Dans son avis du 26 mars, le Conseil d’État fait des propositions pour sécuriser la proposition de loi Duplomb 2, qui vise la réautorisation à titre dérogatoire de l’acétamipride et du flupyradifurone. Des recommandations « totalement » suivies par les auteurs du texte.
La proposition de loi (PPL) Duplomb 2 a franchi une nouvelle étape le 26 mars, avec l’avis positif du Conseil d’État sur ce texte qui vise la réautorisation à titre dérogatoire des insecticides acétamipride et flupyradifurone. La plus haute juridiction administrative avait été saisie par le président du Sénat Gérard Larcher, afin de sécuriser ces dispositions censurées par le Conseil constitutionnel à l’été 2025. « Le Conseil d’État a fait des recommandations pour que le texte soit plus solide », a résumé Laurent Duplomb (LR, Haute-Loire), l’un des auteurs de la PPL, en conférence de presse le 2 avril. Ce qui passe par une attention apportée au respect du « bloc constitutionnel » (Constitution et Charte de l’environnement, principe de précaution).
Ces recommandations, les sénateurs à l’origine de la PPL Duplomb 2 les ont « totalement » reprises, ont-ils affirmé le 2 avril. Parmi les principales modifications, ils ont élargi le champ de l’avis scientifique préalable de l’Anses à l’ensemble des cultures concernées (betteraves, pommes, noisettes, cerises). Une étude que l’agence sanitaire pourrait rendre en « deux mois », selon M. Duplomb. Pour rappel, le texte propose des dérogations dans trois cas : enrobage des graines de betterave avec du flupyradifurone (article 1) ; pulvérisation des cultures annuelles telles que la betterave avec l’acétamipride et le flupyradifurone (article 2) ; pulvérisation avec ces deux mêmes molécules sur les cultures de noisettes, de pomme et de cerise (article 3).
Modalités à préciser par l’exécutif
Par ailleurs, le nouveau texte prévoit que le pouvoir réglementaire devra préciser les modalités des dérogations, en se basant sur l’avis de l’Anses. Une disposition jugée « nécessaire » par le Conseil d’État.
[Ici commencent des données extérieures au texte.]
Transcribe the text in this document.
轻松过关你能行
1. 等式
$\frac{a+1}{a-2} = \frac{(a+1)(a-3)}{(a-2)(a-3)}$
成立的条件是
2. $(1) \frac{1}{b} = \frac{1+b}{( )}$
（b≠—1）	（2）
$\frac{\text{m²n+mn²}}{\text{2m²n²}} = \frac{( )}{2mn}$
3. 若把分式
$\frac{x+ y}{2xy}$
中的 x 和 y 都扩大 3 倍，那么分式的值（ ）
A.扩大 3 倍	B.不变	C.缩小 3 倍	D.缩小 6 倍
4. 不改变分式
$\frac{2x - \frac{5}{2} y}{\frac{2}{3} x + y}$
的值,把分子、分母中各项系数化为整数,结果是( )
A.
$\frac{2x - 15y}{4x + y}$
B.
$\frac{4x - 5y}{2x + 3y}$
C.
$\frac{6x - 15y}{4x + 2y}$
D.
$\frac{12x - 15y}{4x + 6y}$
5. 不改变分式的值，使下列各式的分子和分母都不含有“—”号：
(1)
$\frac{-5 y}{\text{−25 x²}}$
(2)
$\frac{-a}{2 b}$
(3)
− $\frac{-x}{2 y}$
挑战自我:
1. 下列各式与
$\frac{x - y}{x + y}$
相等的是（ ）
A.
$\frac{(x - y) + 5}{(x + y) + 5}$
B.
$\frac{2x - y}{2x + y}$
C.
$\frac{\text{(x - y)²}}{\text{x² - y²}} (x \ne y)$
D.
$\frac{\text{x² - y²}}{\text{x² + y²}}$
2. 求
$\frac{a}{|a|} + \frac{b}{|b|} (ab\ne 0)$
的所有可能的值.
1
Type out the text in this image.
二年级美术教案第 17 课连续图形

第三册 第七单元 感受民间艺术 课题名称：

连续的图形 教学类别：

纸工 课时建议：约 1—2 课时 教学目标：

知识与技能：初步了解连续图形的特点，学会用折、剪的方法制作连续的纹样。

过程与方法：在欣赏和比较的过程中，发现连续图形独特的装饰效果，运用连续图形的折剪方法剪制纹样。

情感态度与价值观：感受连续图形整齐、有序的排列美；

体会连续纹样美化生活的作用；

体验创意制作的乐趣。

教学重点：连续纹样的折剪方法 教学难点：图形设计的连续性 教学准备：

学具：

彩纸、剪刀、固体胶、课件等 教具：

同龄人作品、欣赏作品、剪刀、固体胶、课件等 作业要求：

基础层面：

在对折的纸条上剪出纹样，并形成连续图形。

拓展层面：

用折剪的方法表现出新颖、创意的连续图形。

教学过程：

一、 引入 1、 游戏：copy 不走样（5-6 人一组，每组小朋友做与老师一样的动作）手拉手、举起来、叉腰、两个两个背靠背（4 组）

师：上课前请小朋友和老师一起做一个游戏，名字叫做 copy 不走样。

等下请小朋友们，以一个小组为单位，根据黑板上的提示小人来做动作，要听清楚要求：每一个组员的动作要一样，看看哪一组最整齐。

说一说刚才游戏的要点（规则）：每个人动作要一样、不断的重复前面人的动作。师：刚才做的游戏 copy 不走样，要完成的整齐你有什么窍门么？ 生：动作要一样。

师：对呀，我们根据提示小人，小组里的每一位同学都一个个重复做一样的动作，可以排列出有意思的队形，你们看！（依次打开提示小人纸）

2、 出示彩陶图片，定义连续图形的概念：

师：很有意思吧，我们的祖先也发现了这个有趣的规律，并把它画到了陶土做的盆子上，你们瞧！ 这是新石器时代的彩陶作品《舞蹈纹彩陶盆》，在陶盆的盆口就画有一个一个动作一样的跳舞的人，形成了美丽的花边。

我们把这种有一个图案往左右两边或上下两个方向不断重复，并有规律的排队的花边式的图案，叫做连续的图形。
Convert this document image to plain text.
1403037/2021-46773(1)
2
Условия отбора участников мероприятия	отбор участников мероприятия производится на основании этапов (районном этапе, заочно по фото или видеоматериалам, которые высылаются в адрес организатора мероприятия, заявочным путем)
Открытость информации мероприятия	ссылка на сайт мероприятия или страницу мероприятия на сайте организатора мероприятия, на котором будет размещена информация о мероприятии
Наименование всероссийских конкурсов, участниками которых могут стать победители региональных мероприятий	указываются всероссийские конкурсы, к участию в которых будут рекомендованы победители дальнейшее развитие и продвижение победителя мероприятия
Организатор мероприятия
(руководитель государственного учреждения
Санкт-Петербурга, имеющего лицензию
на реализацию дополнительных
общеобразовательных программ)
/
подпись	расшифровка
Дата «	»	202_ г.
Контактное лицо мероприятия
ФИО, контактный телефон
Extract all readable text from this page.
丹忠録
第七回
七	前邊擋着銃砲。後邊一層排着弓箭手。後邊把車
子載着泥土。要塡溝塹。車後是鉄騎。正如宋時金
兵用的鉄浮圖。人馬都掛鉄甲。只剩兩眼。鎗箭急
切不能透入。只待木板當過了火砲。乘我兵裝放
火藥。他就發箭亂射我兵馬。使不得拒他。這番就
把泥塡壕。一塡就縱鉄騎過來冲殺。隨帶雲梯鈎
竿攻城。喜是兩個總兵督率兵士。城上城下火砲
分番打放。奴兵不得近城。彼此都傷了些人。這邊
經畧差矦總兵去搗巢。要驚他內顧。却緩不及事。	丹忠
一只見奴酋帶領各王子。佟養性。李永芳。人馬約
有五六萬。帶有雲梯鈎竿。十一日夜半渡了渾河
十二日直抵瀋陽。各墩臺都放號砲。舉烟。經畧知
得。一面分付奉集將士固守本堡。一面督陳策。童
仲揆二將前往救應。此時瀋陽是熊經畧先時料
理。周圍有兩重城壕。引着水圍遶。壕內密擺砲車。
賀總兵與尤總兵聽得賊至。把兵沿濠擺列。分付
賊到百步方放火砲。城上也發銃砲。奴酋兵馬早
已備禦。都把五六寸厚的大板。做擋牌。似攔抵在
Le but : que les applications de ces insecticides « n’engendrent pas de risque grave pour l’environnement ou la santé humaine ». Afin de respecter le principe de précaution, les dérogations ne seront plus possibles si de nouvelles études viennent prouver « des risques significatifs pour la santé humaine » ou une atteinte « grave et irréversible » à l’environnement. Enfin, la PPL modifiée précise désormais, dans son nouvel article 4, la date de démarrage des dérogations ; celles-ci sont proposées pour un an et renouvelables deux fois (au lieu de trois ans comme initialement prévu).
Sur le fond, le Conseil d’État a estimé que le texte des sénateurs « poursuit un objectif d’intérêt général ». Ce qui « pourrait justifier les atteintes portées […] au droit de vivre dans un environnement équilibré et respectueux de la santé, au devoir de prévention et au droit à la protection de la santé ». Ces atteintes seraient désormais « suffisamment encadrées par le législateur » par la PPL, considère le Conseil d’État.
La loi d’urgence dans le viseur des sénateurs
Dans sa décision du 7 août 2025, le Conseil constitutionnel avait formulé la même analyse : les Sages avaient estimé qu’il était d’intérêt général de permettre à « certaines filières agricoles » de « faire face aux graves dangers qui menacent leurs cultures, afin de préserver leurs capacités de production et de les prémunir de distorsions de concurrence au niveau européen ». Mais les magistrats avaient censuré l’article de la PPL Duplomb 1 (ou loi Entraves) réautorisant l’acétamipride en raison d’un encadrement insuffisant. « Ce n’est pas le fond du texte qui avait été censuré », a insisté le 2 avril Franck Menoinville (centriste, Meuse), également coauteur du premier texte.
Les quatre sénateurs à l’origine de la PPL appellent désormais à intégrer leur texte dans le projet de loi d’urgence agricole, si nécessaire par voie d’amendement. Dans un entretien à la presse régionale début février, le Premier ministre avait indiqué son refus d’intégrer ces dispositions dans la future loi, sans toutefois se prononcer sur le fond de mesures proposées. À l’été 2025, plus de deux millions de citoyens avaient signé une pétition demandant l’abrogation de la première PPL Duplomb, provoquant un débat sans vote au Parlement.